Multi-output model of medium-temperature chillers for digital twins: A comparative study of steady-state and dynamic modeling approaches

Chiller modeling is essential for ensuring efficient chiller operation. The existing chiller models are mostly single-output steady-state models that cannot accurately capture the dynamic behavior of chillers and cannot meet the needs of digital twins. In this work, a multi-output model framework was proposed to facilitate the development of a digital twin chiller. Subsequently, three steady-state and three dynamic chiller models were developed based on a medium-temperature case. The hyperparameters of the six candidate models were optimized. To systematically evaluate model suitability, we introduced two novel metrics: the univariate error, which quantifies prediction accuracy for individual variables, and the model overall error, which aggregates errors across all variables to assess comprehensive performance. A comparative analysis was then conducted to contrast the best steady-state and dynamic models, evaluating their overall error and dynamic responsiveness. The study results show that: The chiller power consumption of all models exhibit the lowest prediction accuracy, followed by evaporator outlet water temperature and condenser outlet water temperature.
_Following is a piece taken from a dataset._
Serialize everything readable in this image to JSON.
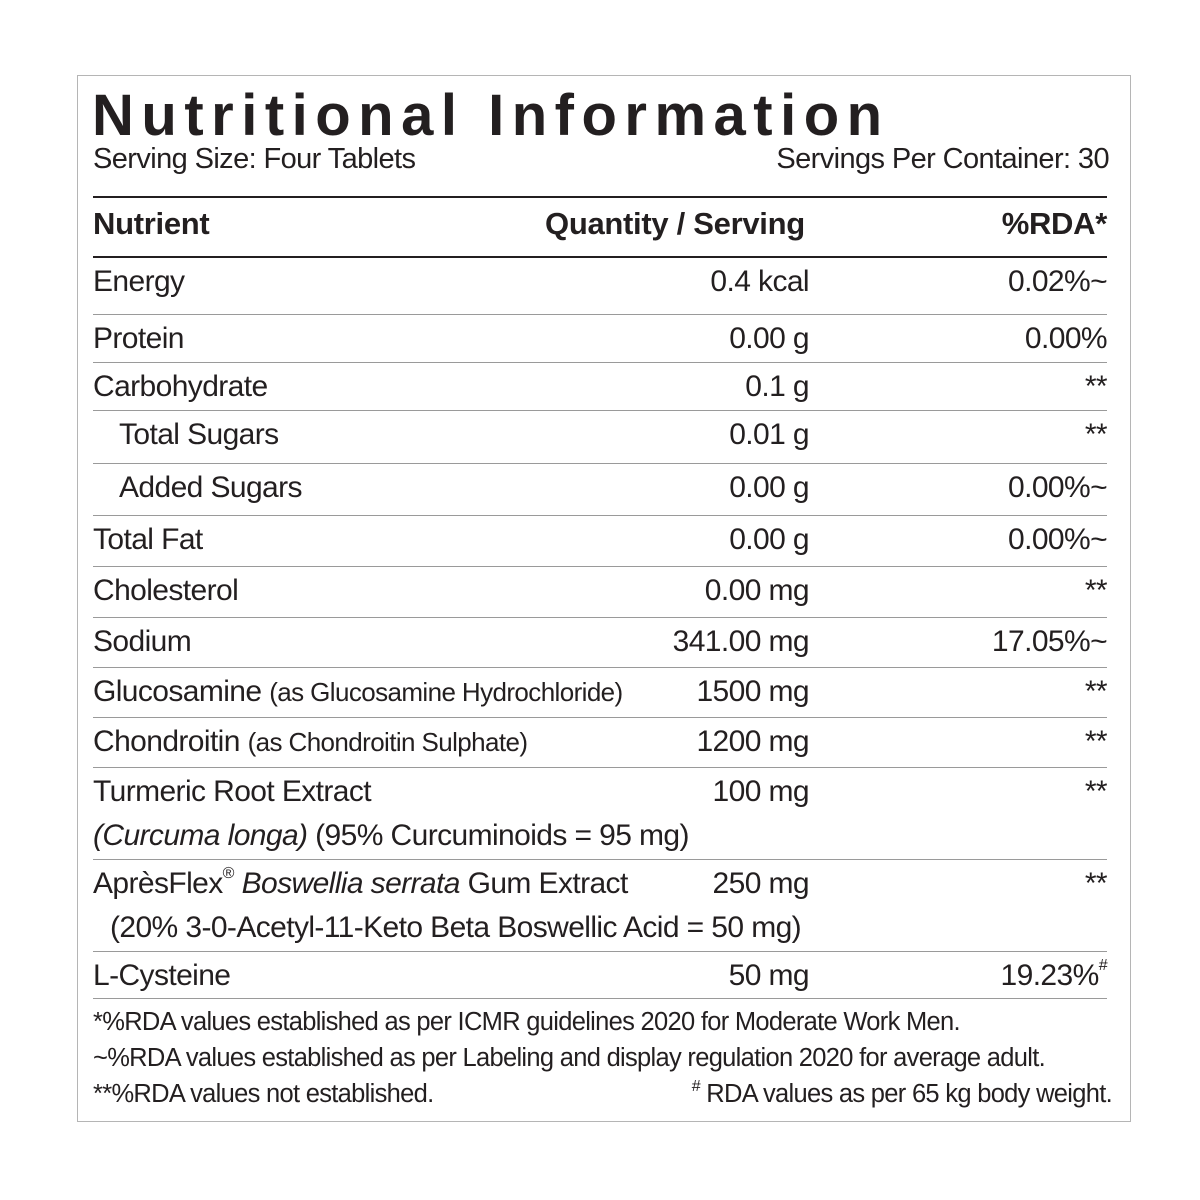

The support vector regression (SVR) model is the best of the steady state models with model overall error of 10.84 %, and the gate recurrent unit (GRU) model is the best of the steady state models with model overall error of 3.67 %. Notably, the GRU model demonstrates superior accuracy in predicting evaporator outlet temperature($T_{\mathrm{eo}}$), condenser outlet temperature($T_{\mathrm{co}})$ and chiller power consumption($P)$ and better captured transient fluctuations in these variables during chiller start-up and load changes compared with the SVR model. The findings provide a methodological foundation for developing digital twin models and optimizing intelligent operation/maintenance strategies for chillers.